Tous les livres, revues et magazines qui traitaient de permaculture ou d'éthologie en passant par l'économie solidaire ou circulaire n'échappaient pas à Thierry Maous. Pourtant, il se méfiait des mots, couchés sur le papier. Surtout des siens. Pour palier à ce manque, « une tare de la jeunesse » disait-il, il fut l'artisan d'Écothèque, une médiathèque du développement durable sur internet.
Si le développement durable faisait sens, il fallait propager le message de façon pédagogique. Et Thierry, avec le ton d'un instituteur, se pensait d'abord comme un homme de la comm'. C'est d'ailleurs à Greenpeace qu'il fit ses premières armes et développa un vrai service de production audiovisuelle pour cette ONG qui, dans les années 80, avait du mal à faire passer son message. Dans les années 90, il estime qu'une publication consacrée à l'environnement et au développement durable dans le domaine de l'audiovisuel fait défaut en France. Il se lance alors dans Les Cahiers du futur, un projet qui donnera naissance à Ecofilm. Ca tombe bien puisque Thierry ne parvient pas à se maintenir aux commandes du Festival international du film d'environnement (FIFE) en Ile-de-France. Il reprend l'idée d'un festival itinérant du film du développement durable. Lille sera le premier terrain d'essai. Puis, Thierry élabore un kit à destination de toutes les communes, que ce soit en métropole et en outre-mer. Dans la foulée, il enfile le costume d'animateur (qui lui convient) en invitant les écoliers à être partie prenante des activités culturelles du festival.
A force de fréquenter le milieu de l'image et des caméras, de se rendre à Fespaco et à d'autres happenings du genre, de côtoyer régulièrement les mordus de documentaires comme au Festival de Lussas ou de Meni-goutte, Thierry est tenté de prendre la caméra. A son tour. En tant que réalisateur, il travaille sur divers projets dont « La banalité du bien ». Ce documentaire retrace, témoignages à l'appui, l'histoire de la résistance non violente, sur le plateau du Haut-Lignon, de la Réforme à nos jours. Pourquoi tant d'intérêt pour le Chambon ? C'était un peu son histoire, le déclic de son adolescence. Si Thierry Maous était capable d'échafauder des projets, en lien avec l'écologie, l'aide aux plus démunis, et la non-violence, c'est surtout parce que ces valeurs là lui avaient été inculquées à l'âge ado, par l'intermédiaire du Collège Cévenol au Chambon-sur-Lignon.

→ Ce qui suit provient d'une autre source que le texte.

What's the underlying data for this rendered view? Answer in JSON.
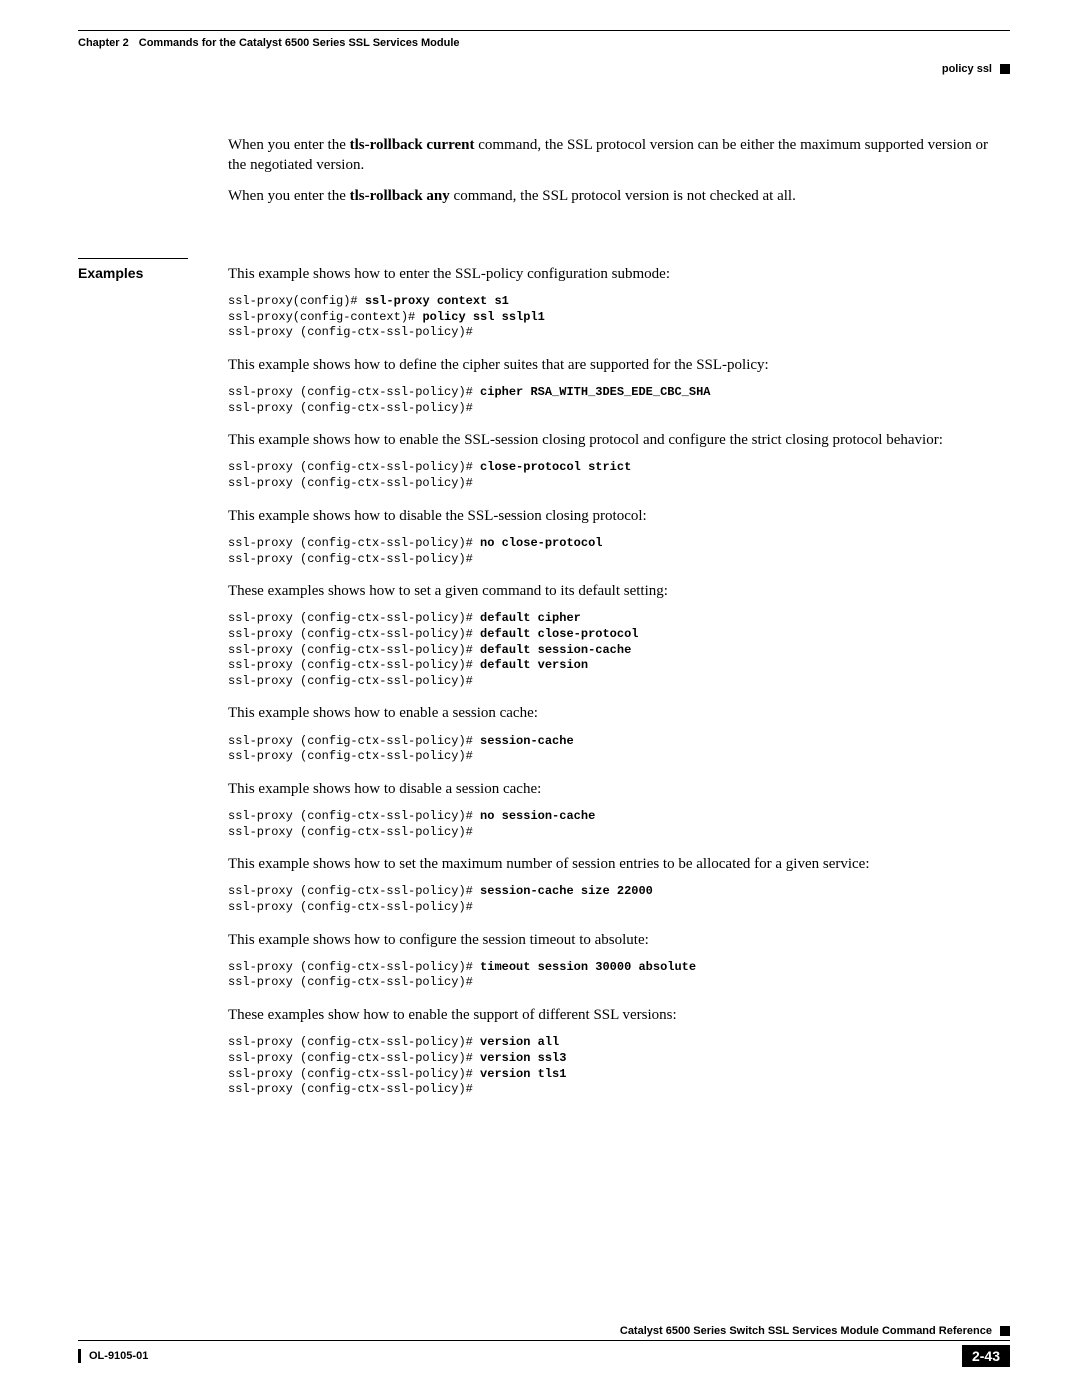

Une institution qui n'a pas été étrangère au parcours de son père, Claude (Maous). Dès l'âge de 16 ans, c'est lui qui organise le passage clandestin des Pyrénées vers l'Espagne au bénéfice de la Résistance. Dénoncé et arrêté par Vichy, il sera libéré par les résistants.
Thierry a aussi fait ses classes au Chambon (c'est là que j'ai croisé ce solitaire qui appréciait davantage les livres de philo que les potes). Une fois adulte, il s'est mis dans la tête que cet établissement d'un troisième type, (où l'enseignement de Martin Luther King et le Mahtama Gandhi était aussi important que celui des textes de Lagarde et Michard) se devait d'être à la hauteur de sa réputation d'antan.
Depuis 2009, Thierry est administrateur de l'Association des Anciens du Collège Cévenol. Au sein du conseil d'administration du Collège, Thierry se fait entendre : non seulement parce qu'il fait partie des Anciens, mais parce qu'il a une certaine vision pour l'avenir de l'établissement. Lorsqu'il est question de « refondation », à partir de 2013, Thierry s'implique à fond. A la fois dans le fund-raising, pour ranimer une école en sursis avec des profs un peu largués, et dans un projet pédagogique que les profs attitrés ont de la peine à concrétiser.
S'il mise sur le Collège pour transmettre un enseignement au développement durable, c'est parce qu'il croit que le Collège (avant la tragédie qui frappa Agnès Marin) pourra continuer ce qu'il fit dans le passé avec panache, c'est à dire pratiquer une pédagogie de la paix et de la non-violence.
Thierry mit fin à ses jours en octobre 2013.